Louisiana started housing state prisoners in jails in the 1970s in order to deal with crowding at state prisons. Now, LeBlanc admits the state houses so many prisoners in local jails mostly because it saves the system money. There were more than 18,500 state inmates in local jails last year, compared to 16,500 inmates in state prisons.
Sheriffs don’t have to offer the same services at jails as state prisons do, so they can keep state prisoners for less money. Like the two private facilities, sheriffs get paid $24.39 per inmate per day to keep state prisoners. It costs Louisiana $55 per inmate per day to keep someone at Angola.
The number of state inmates in local jails surpassed the number of inmates in state prisons back in 2012, when Louisiana’s budget problems started to squeeze state services. The arrangement could also be why Louisiana spends less on average per inmate per day than any other state in the South.
Southern states spent about $58.24 on each prisoner per day in 2015, while Louisiana spent $38.22, according to a report from the Louisiana legislative fiscal office.
LeBlanc has referred to this arrangement as “lock and feed,” where inmates are given little besides food and a place to sleep. Local jails are designed to hold people over a relatively short term. It’s hit or miss over whether they have educational programs, drug counseling and other services that might benefit people serving longer-term sentences and equip them to stay out of trouble when they are released.
Some of the larger jails, in East Baton Rouge and Jefferson parishes for example, have programs for the inmates.
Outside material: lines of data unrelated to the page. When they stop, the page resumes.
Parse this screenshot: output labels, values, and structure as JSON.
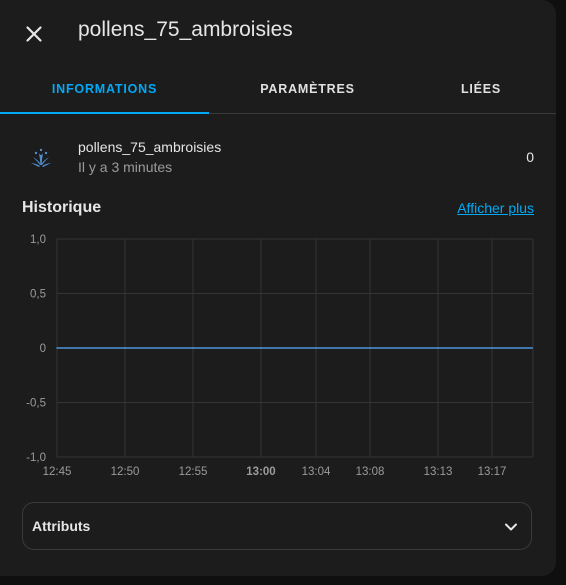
{
  "dialog": {
    "title": "pollens_75_ambroisies",
    "close_icon": "close-icon"
  },
  "tabs": [
    {
      "label": "INFORMATIONS",
      "active": true
    },
    {
      "label": "PARAMÈTRES",
      "active": false
    },
    {
      "label": "LIÉES",
      "active": false
    }
  ],
  "entity": {
    "icon": "flower-pollen-icon",
    "name": "pollens_75_ambroisies",
    "last_changed": "Il y a 3 minutes",
    "state": "0"
  },
  "history": {
    "title": "Historique",
    "more_link": "Afficher plus"
  },
  "chart_data": {
    "type": "line",
    "title": "",
    "xlabel": "",
    "ylabel": "",
    "x_ticks": [
      "12:45",
      "12:50",
      "12:55",
      "13:00",
      "13:04",
      "13:08",
      "13:13",
      "13:17"
    ],
    "x_ticks_bold": [
      "13:00"
    ],
    "y_ticks": [
      "1,0",
      "0,5",
      "0",
      "-0,5",
      "-1,0"
    ],
    "ylim": [
      -1.0,
      1.0
    ],
    "grid": true,
    "series": [
      {
        "values": [
          0,
          0,
          0,
          0,
          0,
          0,
          0,
          0
        ],
        "color": "#4d95d6"
      }
    ]
  },
  "attributes": {
    "label": "Attributs",
    "chevron_icon": "chevron-down-icon"
  },
  "colors": {
    "accent": "#03a9f4",
    "background": "#1c1c1c",
    "line": "#4d95d6"
  }
}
Others have little overall. This may explain why the recidivism rate — the rate at which an inmate commits crimes again once they are released — is higher for state inmates housed in local jails, than for those in state prisons.
Unrest after prison services are cut
Inmates also appear to be frustrated in at least one private prison-turned-jail because services and classes that used to be available no longer exist.
The Department of Corrections sent staff to review the environment at Allen Correctional Center last week after the KPLC television station in Lake Charles reported unrest among inmates and safety concerns from staff earlier this month.
According to KPLC, inmates are telling family members through telephone calls and letters that the correctional facility has gotten more violent. Allen staff members also complained about the violence.
LeBlanc said the television reports of violence were overblown, but he did admit the facility had been experiencing problems since it was converted to a jail at the end of July.
“They aren’t real happy,” LeBlanc said of the inmates at Allen. “We’re having to settle that down.”
When the Winn and Allen budgets were cut by the Legislature in June, LeBlanc considered closing the private facilities and transferring inmates to local jails around the state. But when both private partners agreed to operate the campuses as jails — instead of prisons — he decided to give the new arrangements a try, he said in an interview.
That doesn’t mean he thinks the situation is ideal. LeBlanc said he will be advocating in the spring for the Legislature to restore both Winn and Allen’s funding to its previous levels. If that happens, both facilities would become prisons again, meaning the medical staff and education programs would be restored.